I also will be giving my Darwin lecture this afternoon, which should be easy enough. I don’t know how much of an interest the students will show, but I’m sure the presentation will come off without any problems. I also want to start planning some talks for Darwin Day (it’s never early to start getting ready) in February, and I really wouldn’t mind being a TA or even teaching a course on evolution if I had the chance. For now, though, I’ll continue to take whatever I can get as far as making presentations, which reminds me I need to resume work on my human evolution review paper.
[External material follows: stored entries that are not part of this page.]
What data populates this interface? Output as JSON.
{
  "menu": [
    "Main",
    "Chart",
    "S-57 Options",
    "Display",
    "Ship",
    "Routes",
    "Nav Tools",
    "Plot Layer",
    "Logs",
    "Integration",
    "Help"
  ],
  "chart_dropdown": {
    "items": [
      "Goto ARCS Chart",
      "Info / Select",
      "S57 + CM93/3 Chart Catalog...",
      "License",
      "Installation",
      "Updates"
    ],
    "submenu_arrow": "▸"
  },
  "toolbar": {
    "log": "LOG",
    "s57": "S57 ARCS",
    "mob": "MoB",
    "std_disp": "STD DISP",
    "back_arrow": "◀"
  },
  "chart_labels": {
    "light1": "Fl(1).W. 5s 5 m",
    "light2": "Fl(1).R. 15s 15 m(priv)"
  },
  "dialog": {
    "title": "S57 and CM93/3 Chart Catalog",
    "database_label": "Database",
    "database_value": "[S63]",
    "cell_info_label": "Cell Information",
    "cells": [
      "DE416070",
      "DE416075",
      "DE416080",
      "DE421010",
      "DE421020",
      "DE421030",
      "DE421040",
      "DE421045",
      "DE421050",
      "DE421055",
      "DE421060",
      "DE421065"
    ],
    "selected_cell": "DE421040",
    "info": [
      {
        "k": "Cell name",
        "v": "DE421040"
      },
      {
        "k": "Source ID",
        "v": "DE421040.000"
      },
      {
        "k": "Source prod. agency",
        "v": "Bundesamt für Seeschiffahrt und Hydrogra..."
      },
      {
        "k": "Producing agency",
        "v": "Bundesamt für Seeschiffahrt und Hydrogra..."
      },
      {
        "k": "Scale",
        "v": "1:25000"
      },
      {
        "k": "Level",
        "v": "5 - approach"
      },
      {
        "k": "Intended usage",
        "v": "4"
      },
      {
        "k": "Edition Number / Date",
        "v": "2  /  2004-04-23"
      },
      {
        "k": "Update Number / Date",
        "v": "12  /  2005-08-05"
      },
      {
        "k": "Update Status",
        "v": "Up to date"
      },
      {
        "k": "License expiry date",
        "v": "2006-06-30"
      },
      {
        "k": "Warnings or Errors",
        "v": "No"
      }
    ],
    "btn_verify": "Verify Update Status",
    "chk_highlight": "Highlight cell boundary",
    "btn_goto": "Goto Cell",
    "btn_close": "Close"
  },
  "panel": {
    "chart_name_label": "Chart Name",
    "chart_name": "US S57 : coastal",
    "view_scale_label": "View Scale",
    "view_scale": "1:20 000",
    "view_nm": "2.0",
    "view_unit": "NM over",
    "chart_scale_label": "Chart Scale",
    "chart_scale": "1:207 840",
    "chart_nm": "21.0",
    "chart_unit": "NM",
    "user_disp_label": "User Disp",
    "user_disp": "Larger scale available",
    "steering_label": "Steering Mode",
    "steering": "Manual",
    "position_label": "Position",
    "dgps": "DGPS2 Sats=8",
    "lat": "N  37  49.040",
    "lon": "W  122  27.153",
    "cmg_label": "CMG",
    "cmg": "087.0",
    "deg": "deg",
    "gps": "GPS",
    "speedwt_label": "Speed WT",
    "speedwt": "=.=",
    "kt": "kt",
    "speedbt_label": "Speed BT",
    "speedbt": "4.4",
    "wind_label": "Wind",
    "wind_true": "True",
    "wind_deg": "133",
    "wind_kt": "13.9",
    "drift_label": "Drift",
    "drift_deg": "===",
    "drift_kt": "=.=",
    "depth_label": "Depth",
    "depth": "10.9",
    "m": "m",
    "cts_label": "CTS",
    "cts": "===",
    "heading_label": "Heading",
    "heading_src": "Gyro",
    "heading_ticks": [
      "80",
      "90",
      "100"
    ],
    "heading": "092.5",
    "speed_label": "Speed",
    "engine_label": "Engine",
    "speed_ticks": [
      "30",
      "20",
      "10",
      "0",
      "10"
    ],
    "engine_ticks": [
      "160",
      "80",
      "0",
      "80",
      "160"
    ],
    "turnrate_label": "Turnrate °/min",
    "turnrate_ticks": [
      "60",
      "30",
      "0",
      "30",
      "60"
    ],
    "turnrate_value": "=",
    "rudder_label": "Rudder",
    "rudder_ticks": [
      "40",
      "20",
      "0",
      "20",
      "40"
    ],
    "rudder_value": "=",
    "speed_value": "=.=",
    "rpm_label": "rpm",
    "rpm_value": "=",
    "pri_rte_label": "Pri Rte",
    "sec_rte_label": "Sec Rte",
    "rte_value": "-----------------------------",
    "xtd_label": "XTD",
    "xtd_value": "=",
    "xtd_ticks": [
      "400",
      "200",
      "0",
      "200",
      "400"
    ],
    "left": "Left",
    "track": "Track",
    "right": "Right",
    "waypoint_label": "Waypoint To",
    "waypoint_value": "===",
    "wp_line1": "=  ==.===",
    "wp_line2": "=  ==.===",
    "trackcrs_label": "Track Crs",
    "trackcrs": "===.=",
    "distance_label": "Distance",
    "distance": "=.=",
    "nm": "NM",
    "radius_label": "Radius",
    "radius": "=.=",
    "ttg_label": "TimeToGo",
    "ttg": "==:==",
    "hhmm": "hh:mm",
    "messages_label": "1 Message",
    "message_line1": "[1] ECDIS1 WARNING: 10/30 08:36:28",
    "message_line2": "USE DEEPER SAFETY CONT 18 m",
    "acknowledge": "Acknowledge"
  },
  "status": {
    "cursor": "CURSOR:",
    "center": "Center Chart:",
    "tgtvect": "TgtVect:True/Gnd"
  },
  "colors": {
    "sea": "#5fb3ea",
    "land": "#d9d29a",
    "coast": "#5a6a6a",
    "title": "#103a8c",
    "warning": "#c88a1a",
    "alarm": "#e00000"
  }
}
My trip to Haddonfield this past weekend was a bit of a bust, but I’m going to try to make it down to Big Brook this weekend (or the week after next) in the hopes of having some better luck. Shark teeth and bits of mosasaurs and plesiosaurs show up pretty frequently (Hadrosaurus and Dryptosaurus remains being rarer at the site), but even if I come up with nothing it’ll be a more productive adventure.
I’ve still got posts on juvenile sauropods and the history of Tyrannosaurus cooking, although both are going to require a lot of work and will probably have to wait until I have a weekend (or other time when I have 4-6 hours of free time to work). Even though such posts take a long time to construct, I do enjoy writing them up; I learn a lot more by trying to ingrate various resources to reveal the big picture and presenting it than just reading papers on my own. While such mega-posts have been relatively frequent as of late, I’ll try to keep up with new studies & stories as well, especially given the fact that not everyone has time to read through what I write.
In terms of books, things have slowed down a bit lately. Over the summer I was able to get through a new book every 2-3 days, but now it’s taking a bit longer. Still, I carry books with me everywhere and try to get through a few pages on the bus or before class, and I am definitely enjoying Adrian Desmond’s The Hot Blooded Dinosaurs. It’s a bit dated, but Desmond has an appreciation for the history of the debate as well as for the science, and it has plenty of illustrations to help drive home the points made in the book. I’ve really only started it so I can’t say much about the work as a whole, but the first two chapters were very enjoyable, even if I had heard the stories about Cuvier, Owen, Hawkins, mosasaurs, Iguanodon, etc. a thousand times over.
For now I need to finish up getting ready for the lecture, however, but (as I stated above) I should have something up on chimpanzees that use tools and live near open habitats later this evening.